Russia’s Energy Ministry has drafted a government resolution that would impose a comprehensive ban on digital currency mining across Moscow, the Moscow Region, and select districts in the Kursk Region.
According to TASS, a state-owned media outlet, the ban is proposed to take effect on July 1, 2026, and remain in force until December 31, 2032.
The draft, published on the official portal of regulatory legal acts, targets high-density urban and strategically sensitive areas where mining operations have proliferated. In the Kursk Region, the prohibition will cover the Belovsky, Bolshesoldatsky, Glushkovsky, Korenevsky, Lgovsky, Rylsky, Sudzhansky, and Khomutovsky municipal districts, along with the city of Lgov.
This move follows recommendations from the government commission on electric power development, as highlighted by Deputy Energy Minister Yevgeny Grabchak in May.
Regional officials have voiced strong support. Moscow Region Energy Minister Sergey Voropanov emphasized the necessity of the ban, citing data that 65 data centers with a combined capacity of 734 MW are already operational in Moscow and the surrounding region. Of these, 19 facilities in the Moscow Region alone account for 233 MW.
History of geographically targeted bans
This latest restriction builds on a pattern of geographically targeted bans. Earlier this year, the government imposed a year-round prohibition on mining in the Republic of Buryatia and the Trans-Baikal Territory from April 1, 2026, through March 15, 2031.
A broader list of restricted regions, including Dagestan, Ingushetia, Kabardino-Balkaria, and several others in the North Caucasus and newly integrated territories, has been in effect since January 1, 2025. Additional seasonal and localized curbs, such as those in parts of the Irkutsk Region and southern Buryatia, reflect a strategic effort to manage peak consumption periods.
A Calculated Pivot Toward “Regulated Innovation”
While the bans appear punitive at first glance, they reveal a more nuanced strategy: Russia is not rejecting cryptocurrency outright but attempting to channel its development into controlled, energy-efficient frameworks.
By clearing high-demand metropolitan zones of energy-intensive mining, Moscow may be creating space for legitimate blockchain applications in finance, supply chain, and even state-backed digital ruble initiatives.
This approach aligns with Russia’s broader geopolitical positioning, maintaining technological sovereignty while mitigating risks associated with volatile, decentralized energy consumption. The policy could accelerate a migration of mining operations to more remote, energy-abundant regions like Siberia, where hydroelectric and other surplus capacities exist.
However, this shift carries challenges. Relocating sophisticated equipment involves substantial costs, and the ban’s duration through 2032 signals long-term commitment, potentially deterring new investments in affected areas. Smaller operators may exit the market entirely, consolidating power among larger, more compliant players capable of navigating regulatory hurdles.

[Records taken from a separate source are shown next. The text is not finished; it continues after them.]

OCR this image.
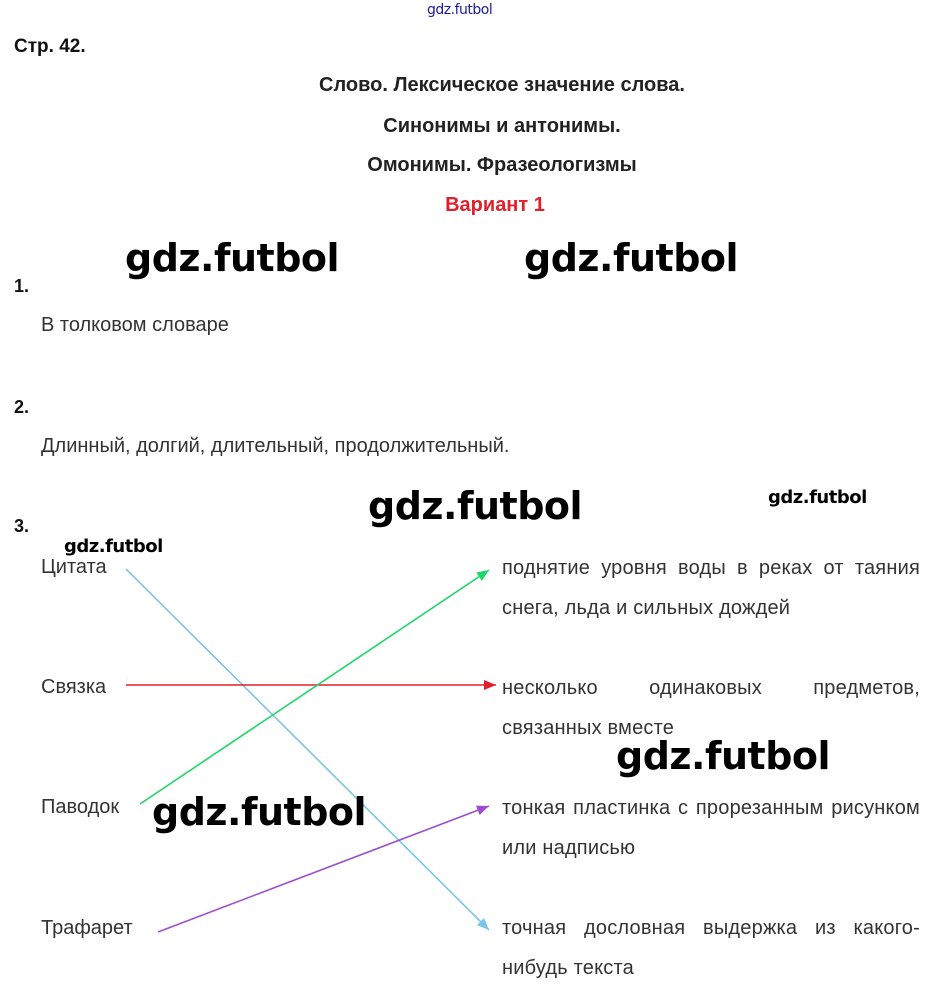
gdz.futbol
gdz.futbol	gdz.futbol
gdz.futbol	gdz.futbol
gdz.futbol
Стр. 42.
Слово. Лексическое значение слова.
Синонимы и антонимы.
Омонимы. Фразеологизмы
Вариант 1
1.
В толковом словаре
2.
Длинный, долгий, длительный, продолжительный.
3.
Цитата
Связка
Паводок
Трафарет
поднятие уровня воды в реках от таяния снега, льда и сильных дождей
несколько одинаковых предметов, связанных вместе
тонкая пластинка с прорезанным рисунком или надписью
точная дословная выдержка из какого-нибудь текста
gdz.futbol
gdz.futbol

What to expect in the coming months
As the draft moves through approval processes, the coming months will test the government’s ability to balance enforcement with economic opportunity. For now, the message from Moscow is clear: cryptocurrency has a place in Russia’s future, but not at the expense of the grid’s stability. The six-and-a-half-year horizon provides a defined window for the sector to adapt, potentially emerging more resilient and integrated with state priorities.
This regulatory evolution positions Russia uniquely among global powers, neither fully embracing nor rejecting crypto but sculpting its role to fit national strategic objectives. Whether this fosters sustainable growth or hampers competitiveness remains to be seen, but the July 1 deadline looms as a pivotal moment for miners and policymakers alike.